2024 Impact factor 2.5

EPJ Data Science Highlight - Social media trending: real or manufactured?

Details: Published on 11 July 2017

Pixabay, CC0 Public Domain. — Pixabay, CC0 Public Domain

The era of "fake news" is upon us. Navigating social media is a constant exercise of judgement, but data science can be a helpful to distinguish real from fabricated trending topics. In EPJ Data Science, Emilio Ferrara and team set out to determine from very early on whether information is being organically or artificially disseminated on social media.

Guest post by Emilio Ferrara, originally published on SpringerOpen blog

Every day, billions of individuals participate in online social media platforms. These digital ecosystems expose their users to tailored information based on individual interests, friendship networks, and the news from the offline world. Each “story”, which in concert with related ones forms a “meme” or information campaign, can emerge organically, from grassroots activity, or in some cases sustained by advertisement or other coordinated efforts.

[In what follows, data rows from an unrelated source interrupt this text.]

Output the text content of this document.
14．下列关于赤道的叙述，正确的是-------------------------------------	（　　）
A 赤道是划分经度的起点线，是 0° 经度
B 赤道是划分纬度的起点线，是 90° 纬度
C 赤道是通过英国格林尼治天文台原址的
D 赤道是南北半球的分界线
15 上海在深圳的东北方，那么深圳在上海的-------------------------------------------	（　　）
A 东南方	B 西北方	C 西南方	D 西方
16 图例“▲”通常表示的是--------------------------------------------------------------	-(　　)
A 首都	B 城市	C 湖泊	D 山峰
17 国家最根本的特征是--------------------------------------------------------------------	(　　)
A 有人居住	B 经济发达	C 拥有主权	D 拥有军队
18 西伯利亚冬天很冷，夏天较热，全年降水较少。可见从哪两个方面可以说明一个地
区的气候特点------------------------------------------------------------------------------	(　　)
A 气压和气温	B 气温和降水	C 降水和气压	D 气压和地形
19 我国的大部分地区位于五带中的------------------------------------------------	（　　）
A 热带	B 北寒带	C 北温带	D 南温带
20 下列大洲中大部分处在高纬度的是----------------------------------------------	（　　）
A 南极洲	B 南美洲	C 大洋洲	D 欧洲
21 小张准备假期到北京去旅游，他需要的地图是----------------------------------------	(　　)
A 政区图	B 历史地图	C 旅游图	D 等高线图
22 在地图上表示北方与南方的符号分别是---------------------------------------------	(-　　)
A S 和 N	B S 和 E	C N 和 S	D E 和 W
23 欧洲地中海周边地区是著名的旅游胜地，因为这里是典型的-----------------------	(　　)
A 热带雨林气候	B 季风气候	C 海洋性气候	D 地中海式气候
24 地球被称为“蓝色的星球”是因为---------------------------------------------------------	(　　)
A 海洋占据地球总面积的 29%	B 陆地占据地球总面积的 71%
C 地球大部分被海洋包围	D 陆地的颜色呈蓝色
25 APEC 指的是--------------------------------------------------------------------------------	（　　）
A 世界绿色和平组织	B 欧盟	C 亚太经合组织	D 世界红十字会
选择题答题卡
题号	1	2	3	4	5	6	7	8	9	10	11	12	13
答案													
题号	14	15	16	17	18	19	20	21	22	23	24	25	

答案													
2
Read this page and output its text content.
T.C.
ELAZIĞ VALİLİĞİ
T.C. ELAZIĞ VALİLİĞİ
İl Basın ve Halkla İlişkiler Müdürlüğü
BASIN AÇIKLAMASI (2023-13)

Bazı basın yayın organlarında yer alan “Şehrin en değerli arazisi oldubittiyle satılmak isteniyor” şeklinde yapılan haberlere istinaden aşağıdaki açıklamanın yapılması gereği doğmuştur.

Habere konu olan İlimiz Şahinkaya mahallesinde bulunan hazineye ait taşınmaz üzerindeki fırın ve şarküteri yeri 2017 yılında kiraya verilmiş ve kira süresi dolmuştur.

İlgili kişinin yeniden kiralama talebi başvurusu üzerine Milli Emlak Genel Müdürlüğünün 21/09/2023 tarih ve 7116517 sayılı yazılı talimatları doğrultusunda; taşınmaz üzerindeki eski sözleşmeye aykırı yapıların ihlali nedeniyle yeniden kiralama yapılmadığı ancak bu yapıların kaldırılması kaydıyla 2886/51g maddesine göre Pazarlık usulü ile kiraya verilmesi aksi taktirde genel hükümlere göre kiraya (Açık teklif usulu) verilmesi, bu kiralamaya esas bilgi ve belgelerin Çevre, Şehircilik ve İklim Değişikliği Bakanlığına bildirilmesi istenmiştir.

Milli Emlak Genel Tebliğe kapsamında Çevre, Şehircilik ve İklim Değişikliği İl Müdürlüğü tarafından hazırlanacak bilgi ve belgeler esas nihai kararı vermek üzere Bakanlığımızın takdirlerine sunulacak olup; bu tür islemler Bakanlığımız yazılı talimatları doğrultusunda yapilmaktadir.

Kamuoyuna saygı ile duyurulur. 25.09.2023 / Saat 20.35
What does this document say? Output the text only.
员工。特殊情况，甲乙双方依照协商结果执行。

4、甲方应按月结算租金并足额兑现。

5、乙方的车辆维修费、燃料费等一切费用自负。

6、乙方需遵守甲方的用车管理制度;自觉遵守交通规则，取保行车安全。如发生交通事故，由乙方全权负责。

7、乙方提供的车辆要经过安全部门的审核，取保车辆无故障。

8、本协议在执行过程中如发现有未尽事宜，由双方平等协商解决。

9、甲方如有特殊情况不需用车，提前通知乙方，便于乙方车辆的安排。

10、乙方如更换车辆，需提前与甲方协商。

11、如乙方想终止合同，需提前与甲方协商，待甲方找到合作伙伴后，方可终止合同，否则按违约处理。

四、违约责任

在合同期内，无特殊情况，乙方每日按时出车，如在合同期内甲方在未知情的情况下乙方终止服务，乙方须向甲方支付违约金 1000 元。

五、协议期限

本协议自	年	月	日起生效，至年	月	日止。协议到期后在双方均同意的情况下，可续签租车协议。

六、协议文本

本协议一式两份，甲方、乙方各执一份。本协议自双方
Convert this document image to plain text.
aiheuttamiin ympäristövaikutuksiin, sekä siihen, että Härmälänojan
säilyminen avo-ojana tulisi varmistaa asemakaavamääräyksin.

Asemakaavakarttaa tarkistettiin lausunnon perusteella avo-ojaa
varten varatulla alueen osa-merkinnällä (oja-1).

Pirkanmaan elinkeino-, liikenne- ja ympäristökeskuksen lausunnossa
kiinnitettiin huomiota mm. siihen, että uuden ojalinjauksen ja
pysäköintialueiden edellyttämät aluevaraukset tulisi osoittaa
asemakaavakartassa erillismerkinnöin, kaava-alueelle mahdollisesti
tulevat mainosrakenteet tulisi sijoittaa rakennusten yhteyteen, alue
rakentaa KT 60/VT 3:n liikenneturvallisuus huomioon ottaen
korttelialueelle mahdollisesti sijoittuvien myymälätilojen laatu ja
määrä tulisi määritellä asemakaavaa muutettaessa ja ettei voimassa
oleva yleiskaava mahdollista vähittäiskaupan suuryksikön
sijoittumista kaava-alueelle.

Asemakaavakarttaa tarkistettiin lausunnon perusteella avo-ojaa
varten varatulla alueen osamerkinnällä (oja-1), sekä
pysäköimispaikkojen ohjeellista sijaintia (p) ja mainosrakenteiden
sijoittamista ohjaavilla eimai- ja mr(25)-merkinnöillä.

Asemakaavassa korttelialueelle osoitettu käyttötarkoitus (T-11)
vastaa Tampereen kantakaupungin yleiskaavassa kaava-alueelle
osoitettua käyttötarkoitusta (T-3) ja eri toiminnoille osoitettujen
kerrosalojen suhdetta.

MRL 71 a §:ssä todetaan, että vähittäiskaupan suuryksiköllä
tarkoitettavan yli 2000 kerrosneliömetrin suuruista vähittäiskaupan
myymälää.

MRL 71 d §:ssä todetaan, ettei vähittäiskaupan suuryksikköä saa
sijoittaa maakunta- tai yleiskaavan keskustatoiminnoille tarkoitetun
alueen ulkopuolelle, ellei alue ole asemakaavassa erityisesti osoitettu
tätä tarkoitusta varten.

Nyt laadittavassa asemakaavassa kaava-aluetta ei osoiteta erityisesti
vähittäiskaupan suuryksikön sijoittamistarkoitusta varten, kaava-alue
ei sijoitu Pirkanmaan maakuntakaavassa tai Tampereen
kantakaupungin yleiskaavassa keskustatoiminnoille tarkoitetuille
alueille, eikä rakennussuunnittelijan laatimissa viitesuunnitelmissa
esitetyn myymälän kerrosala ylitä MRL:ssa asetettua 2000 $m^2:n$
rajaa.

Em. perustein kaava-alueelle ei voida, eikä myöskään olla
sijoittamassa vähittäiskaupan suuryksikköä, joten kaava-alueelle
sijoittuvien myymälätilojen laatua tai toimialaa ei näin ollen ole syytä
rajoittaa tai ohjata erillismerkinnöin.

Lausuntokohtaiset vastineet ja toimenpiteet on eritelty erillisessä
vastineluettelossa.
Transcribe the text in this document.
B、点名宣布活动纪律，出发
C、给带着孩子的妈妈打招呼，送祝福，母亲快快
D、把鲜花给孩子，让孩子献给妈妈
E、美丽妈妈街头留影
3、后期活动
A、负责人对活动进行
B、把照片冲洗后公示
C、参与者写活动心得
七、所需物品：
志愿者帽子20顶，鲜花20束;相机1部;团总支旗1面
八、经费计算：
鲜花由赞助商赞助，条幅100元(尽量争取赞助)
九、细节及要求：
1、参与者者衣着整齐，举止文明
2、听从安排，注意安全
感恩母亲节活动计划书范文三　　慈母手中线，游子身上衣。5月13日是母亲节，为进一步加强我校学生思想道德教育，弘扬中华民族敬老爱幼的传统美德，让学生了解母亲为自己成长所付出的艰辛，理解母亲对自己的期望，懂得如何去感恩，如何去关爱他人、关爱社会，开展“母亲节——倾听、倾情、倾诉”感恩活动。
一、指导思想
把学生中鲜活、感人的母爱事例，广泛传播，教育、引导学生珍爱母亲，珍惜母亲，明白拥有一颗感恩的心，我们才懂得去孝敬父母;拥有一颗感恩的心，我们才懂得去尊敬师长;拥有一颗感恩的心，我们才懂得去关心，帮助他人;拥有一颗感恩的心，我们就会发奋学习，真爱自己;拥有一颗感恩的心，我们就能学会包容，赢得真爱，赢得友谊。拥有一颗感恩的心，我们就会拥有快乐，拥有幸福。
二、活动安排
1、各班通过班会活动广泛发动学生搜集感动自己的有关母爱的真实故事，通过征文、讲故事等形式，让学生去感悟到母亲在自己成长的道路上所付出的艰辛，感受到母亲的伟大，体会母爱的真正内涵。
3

Most information campaigns are genuine and benign; however, we recently witnessed the emergence of “bad actors” exploiting social media to alter public opinion, with the intent to deceive, or just create chaos. For example, our research showed that before the 2016 US presidential elections fake news became the vehicle to spread disinformation, attack candidates, and generate confusion online. Similarly, we demonstrated how ISIS and other extremist groups exploited Twitter for terrorist propaganda and recruitment purposes.

It is therefore of paramount importance to be able to detect, in their early stage, memes and information campaigns that are artificially sustained, and separate them from the organic ones. This problem has important social implications and poses numerous technical challenges, in part due to the scarcity of large scale annotated datasets with examples of both types of information campaigns.

In EPJ Data Science, we make progress in the direction of discriminating between trending memes that are either organic or promoted by means of advertisement. This classification proves very challenging: ads usually cause bursts of collective attention that can easily be mistaken for those yielded by organic trends. Fortunately, we can rely on Twitter for labeled examples: when a hashtag is promoted by an advertiser, Twitter clearly states so. This feature allowed us to collect a dataset of millions of tweets belonging to promoted information campaigns, as well as millions of tweets belonging to organic trends.

We propose a machine-learning framework and new techniques to classify such memes. Our algorithm exploits hundreds of time-varying features to capture changing network and diffusion patterns, content and sentiment information, timing signals, and user metadata.

We conceptualize two different prediction problems: the early detection of promoted information campaigns right at trending time poses significant challenges due to the minimal volume of activity data available for prediction prior to trending; campaign detection after trending is easier due to the large volume of activity data generated by the many users joining that conversation.

Our framework achieves 75% accuracy for early detection, increasing to above 95% after trending. We evaluate the robustness of the algorithm by introducing several factors, such as random temporal shifts on trend time-series, to reproduce situations that may occur in the real world. We finally explore which features predict promoted campaigns best, finding that content cues provide consistently useful signals; user features are more informative for early detection, while network and timing features are more helpful once more data is available.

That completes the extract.